Kebijakan tersebut dicanangkan oleh Kementerian Agama sebagai bukti konkret Islam melindungi dan memuliakan umat.
Silfiia Hanani menyebut ketiga kebijakan itu memungkinkan pelaksanaan wukuf yang fleksibel dan aman bagi jemaah yang tidak mampu secara fisik di Arafah.
Baca Juga: Jawaban Pemuda Katolik Padang atas Krisis Nilai dan Sekularisme
“Ini bukan perubahan teknis administratif.
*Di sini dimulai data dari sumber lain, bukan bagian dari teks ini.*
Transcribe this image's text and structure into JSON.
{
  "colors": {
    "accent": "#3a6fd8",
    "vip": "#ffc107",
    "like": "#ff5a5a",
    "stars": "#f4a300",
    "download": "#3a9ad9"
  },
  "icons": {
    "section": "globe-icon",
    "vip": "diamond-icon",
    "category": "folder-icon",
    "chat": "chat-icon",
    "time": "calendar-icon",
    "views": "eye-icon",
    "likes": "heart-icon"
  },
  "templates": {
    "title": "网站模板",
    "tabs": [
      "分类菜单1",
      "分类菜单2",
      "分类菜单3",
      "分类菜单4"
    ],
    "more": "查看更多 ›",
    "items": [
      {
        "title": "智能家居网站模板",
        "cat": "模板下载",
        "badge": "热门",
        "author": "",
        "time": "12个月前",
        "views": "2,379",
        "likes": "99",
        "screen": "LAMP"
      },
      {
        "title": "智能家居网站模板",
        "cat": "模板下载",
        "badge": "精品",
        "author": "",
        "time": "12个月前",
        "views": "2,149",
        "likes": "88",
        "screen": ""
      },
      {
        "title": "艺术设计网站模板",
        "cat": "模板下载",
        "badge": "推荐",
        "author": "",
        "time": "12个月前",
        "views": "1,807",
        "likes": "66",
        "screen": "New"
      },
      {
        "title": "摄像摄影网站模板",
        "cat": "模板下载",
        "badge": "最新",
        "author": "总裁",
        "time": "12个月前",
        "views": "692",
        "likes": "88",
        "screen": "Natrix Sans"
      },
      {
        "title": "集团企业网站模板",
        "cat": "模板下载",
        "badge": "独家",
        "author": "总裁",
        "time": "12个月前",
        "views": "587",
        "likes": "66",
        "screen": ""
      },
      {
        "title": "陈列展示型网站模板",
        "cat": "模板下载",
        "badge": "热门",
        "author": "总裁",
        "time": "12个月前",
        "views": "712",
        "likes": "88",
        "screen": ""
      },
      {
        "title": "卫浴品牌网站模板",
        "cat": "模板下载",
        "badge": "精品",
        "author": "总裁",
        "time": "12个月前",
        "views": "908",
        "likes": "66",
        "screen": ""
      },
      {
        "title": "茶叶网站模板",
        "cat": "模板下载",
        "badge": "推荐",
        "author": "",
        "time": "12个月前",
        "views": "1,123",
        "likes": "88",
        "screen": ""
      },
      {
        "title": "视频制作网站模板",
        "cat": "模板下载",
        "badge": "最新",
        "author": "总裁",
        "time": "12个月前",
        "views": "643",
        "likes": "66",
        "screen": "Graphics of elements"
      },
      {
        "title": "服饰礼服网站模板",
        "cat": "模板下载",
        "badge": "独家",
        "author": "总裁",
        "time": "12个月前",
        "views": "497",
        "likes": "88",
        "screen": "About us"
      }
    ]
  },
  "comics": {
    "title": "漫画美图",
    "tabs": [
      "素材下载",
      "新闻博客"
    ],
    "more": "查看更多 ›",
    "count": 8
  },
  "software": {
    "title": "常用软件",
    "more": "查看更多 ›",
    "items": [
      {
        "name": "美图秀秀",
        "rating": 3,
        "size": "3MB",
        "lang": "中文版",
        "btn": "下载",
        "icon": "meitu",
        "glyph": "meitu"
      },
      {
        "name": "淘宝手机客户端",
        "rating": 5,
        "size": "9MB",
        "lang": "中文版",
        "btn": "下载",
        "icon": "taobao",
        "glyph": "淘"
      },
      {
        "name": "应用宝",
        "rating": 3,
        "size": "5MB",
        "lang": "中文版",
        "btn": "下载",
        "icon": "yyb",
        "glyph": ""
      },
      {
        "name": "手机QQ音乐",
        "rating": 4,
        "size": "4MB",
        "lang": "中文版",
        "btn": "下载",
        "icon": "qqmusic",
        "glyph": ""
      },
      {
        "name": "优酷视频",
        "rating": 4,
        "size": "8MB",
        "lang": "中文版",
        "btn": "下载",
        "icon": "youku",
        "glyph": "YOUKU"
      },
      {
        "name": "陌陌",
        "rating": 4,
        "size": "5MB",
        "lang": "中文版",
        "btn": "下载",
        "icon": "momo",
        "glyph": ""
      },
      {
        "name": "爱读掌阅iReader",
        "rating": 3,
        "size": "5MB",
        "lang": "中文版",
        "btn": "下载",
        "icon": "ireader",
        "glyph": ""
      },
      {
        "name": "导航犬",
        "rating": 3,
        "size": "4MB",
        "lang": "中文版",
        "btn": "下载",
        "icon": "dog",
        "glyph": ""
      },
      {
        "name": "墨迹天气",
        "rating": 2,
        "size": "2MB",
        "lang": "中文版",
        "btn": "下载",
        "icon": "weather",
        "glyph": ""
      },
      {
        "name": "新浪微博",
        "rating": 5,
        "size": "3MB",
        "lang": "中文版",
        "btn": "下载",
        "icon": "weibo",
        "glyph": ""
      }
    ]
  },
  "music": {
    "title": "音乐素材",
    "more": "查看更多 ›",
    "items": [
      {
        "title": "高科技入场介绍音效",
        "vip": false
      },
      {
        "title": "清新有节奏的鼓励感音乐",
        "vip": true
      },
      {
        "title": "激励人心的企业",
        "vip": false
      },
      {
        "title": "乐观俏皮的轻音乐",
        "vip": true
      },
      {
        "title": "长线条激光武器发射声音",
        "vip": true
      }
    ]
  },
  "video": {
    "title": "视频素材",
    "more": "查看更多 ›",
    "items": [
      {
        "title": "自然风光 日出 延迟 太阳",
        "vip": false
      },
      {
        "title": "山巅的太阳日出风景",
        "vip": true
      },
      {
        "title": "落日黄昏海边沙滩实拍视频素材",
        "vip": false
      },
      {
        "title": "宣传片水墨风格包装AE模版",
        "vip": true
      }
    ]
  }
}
Ini adalah ijtihad kebijakan berbasis maqashid syariah, khususnya untuk menjaga jiwa,” kata Silfia.
Murur yang merupakan mekanisme melewati Arafah tanpa turun adalah bentuk perlindugan.
Sementara tanazul dan safari wukuf memberikan alternatif mobilitas yang aman bagi jemaah rentan.
Kebijakan haji 2025 menjadi penanda bahwa penyelenggaraan ibadah dapat dilakukan tanpa mengesampingkan nilai inklusi dan kemanusiaan.
Peran Strategis UIN Bukittinggi dalam Reformasi Kebijakan Haji 2025
Silfia Hanani menilai pendekatan ini sejalan dengan prinsip Islam wasathiyah yang tidak memaksakan syariat dalam konteks memberatkan umat.
“Kami menilai kebijakan ini berbasis empati sebagai dasar pengambilan keputusan,” tambahnya.
Sebagai kampus keislaman, UIN Bukittinggi, lanjut Silfia Hanani, memiliki tanggung jawab moral dan intelektual untuk mendukung tranformasi kebijakan berbasis nilai.
Baca Juga: Rektor UIN Bukittinggi Sebut Kebijakan Haji 2025 Mencerminkan Prinsip Islam
Dengan ribuan jemaah dari Indonesia setiap tahunnya, kebijakan inklusif semacam iini sangat berdampak bagi keselamatan dan kenyamanan pelaksanaan ibadah.
“Ketika ilmu bertemu iman, maka lahirlah kebijakan keagamaan yang humanis dan progrefis,” ujarnya.
Silfia Hanani memastikan UIN Bukittinggi tidak hanya mengapresiasi kebijakan haji dari sisi normatif saja.
UIN Bukittinggi siap berperan aktif dalam menyediakan dukungan ilmiah, edukasi, dan kajian kebijakan keagamaan berbasis riset.
Dalam konteks ini, UIN Bukittinggi membuka ruang dialog akademik untuk membahas efektivitas kebijakan berbasis maqashid syariah.
Selain itu, kampus ini juga akan memperkuat kurikulum dan literasi publik tentang pentingnya perlindungan terhadap jemaah rentan.
“Langkah reformatif ini harus terus dikawal. Kampus sebagai pusat ilmu dan nilai harus menjadi mitra strategis negara dalam menghadirkan kebijakan agama yang inklusif, adaptif, dan berbasis maslahat,” tutupnya.